Une phrase. Parfois un seul mot. Et pourtant, c'est elle qui décide si un lecteur tournera la page ou posera le livre. L'incipit — du latin incipit, "il commence" — est la première phrase, le premier paragraphe, parfois les premières pages d'un roman. C'est votre poignée de main avec le lecteur.
Ce guide explore les différents types d'incipit, analyse des exemples célèbres de la littérature française et internationale, et vous donne une méthode pour écrire le vôtre.
Qu'est-ce qu'un incipit ?
Le terme incipit vient du latin et désigne les premiers mots d'un texte. Dans le monde de l'édition, il englobe généralement la première phrase, le premier paragraphe, voire les premières pages du roman — tout ce qui constitue l'entrée du lecteur dans l'histoire.
L'incipit remplit trois fonctions essentielles :
- Informer : poser le cadre (lieu, époque, personnage principal)

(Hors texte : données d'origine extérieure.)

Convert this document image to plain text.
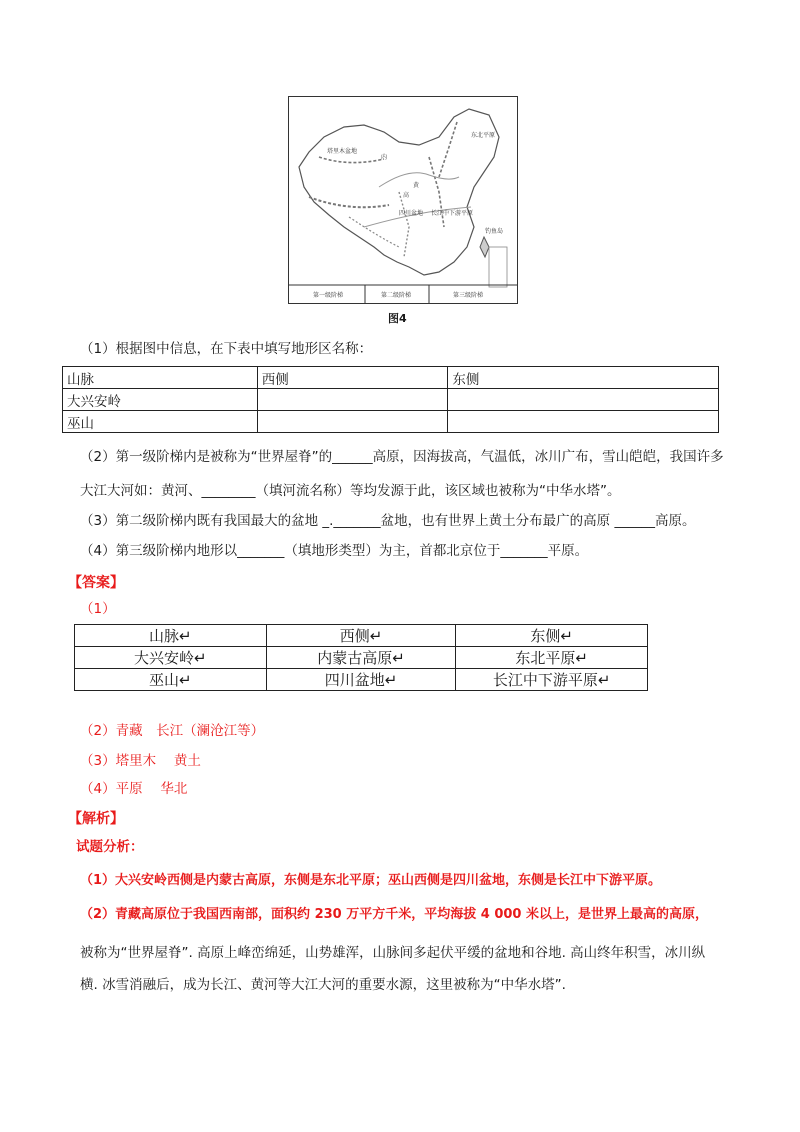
塔里木盆地
内
东北平原
四川盆地 长江中下游平原
黄
高
钓鱼岛
第一级阶梯	第二级阶梯	第三级阶梯
图4
（1）根据图中信息，在下表中填写地形区名称：
山脉	西侧	东侧
大兴安岭		
巫山		
（2）第一级阶梯内是被称为“世界屋脊”的______高原，因海拔高，气温低，冰川广布，雪山皑皑，我国许多
大江大河如：黄河、________（填河流名称）等均发源于此，该区域也被称为“中华水塔”。
（3）第二级阶梯内既有我国最大的盆地 _._______盆地，也有世界上黄土分布最广的高原 ______高原。
（4）第三级阶梯内地形以_______（填地形类型）为主，首都北京位于_______平原。
【答案】
（1）
山脉↵	西侧↵	东侧↵
大兴安岭↵	内蒙古高原↵	东北平原↵
巫山↵	四川盆地↵	长江中下游平原↵
（2）青藏　长江（澜沧江等）
（3）塔里木　 黄土
（4）平原　 华北
【解析】
试题分析：
（1）大兴安岭西侧是内蒙古高原，东侧是东北平原；巫山西侧是四川盆地，东侧是长江中下游平原。
（2）青藏高原位于我国西南部，面积约 230 万平方千米，平均海拔 4 000 米以上，是世界上最高的高原，
被称为“世界屋脊”. 高原上峰峦绵延，山势雄浑，山脉间多起伏平缓的盆地和谷地. 高山终年积雪，冰川纵
横. 冰雪消融后，成为长江、黄河等大江大河的重要水源，这里被称为“中华水塔”.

- Séduire : capter l'attention du lecteur pour qu'il ait envie de continuer
- Orienter : annoncer le ton, le genre et le style du roman
Un bon incipit ne fait pas nécessairement les trois en même temps. Certains choisissent de déstabiliser plutôt que d'informer. D'autres préfèrent installer une atmosphère plutôt que de séduire par le spectaculaire. L'important est que le lecteur ne reste pas indifférent.
Les 4 types d'incipit
1. L'incipit in medias res
Du latin "au milieu des choses". Le lecteur est jeté dans l'action sans préambule. Pas de présentation, pas de contexte — on comprendra plus tard.

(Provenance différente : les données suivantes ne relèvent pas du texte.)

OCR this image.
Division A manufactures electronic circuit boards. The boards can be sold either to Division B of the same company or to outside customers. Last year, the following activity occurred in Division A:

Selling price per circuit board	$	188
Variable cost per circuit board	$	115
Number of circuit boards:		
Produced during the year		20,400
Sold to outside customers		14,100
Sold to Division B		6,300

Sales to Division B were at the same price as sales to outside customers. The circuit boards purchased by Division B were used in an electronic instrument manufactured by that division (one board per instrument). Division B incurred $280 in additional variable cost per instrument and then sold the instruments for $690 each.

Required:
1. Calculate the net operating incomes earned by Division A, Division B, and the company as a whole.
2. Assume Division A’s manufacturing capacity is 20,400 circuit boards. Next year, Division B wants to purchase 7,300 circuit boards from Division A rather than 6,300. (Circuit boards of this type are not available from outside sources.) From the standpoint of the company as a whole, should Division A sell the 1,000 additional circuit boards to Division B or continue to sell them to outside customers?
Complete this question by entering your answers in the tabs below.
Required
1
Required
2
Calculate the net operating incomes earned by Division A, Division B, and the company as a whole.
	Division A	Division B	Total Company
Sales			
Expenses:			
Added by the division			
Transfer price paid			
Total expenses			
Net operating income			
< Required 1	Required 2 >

"Les passagers du vol 2156 ne savaient pas encore qu'ils ne se poseraient jamais."
C'est l'incipit le plus efficace pour accrocher immédiatement, mais aussi le plus risqué : si le lecteur ne comprend rien pendant trop longtemps, il décroche. Jules Verne ouvre L'Île mystérieuse en pleine tempête, sans expliquer qui sont les personnages ni pourquoi ils sont dans un ballon.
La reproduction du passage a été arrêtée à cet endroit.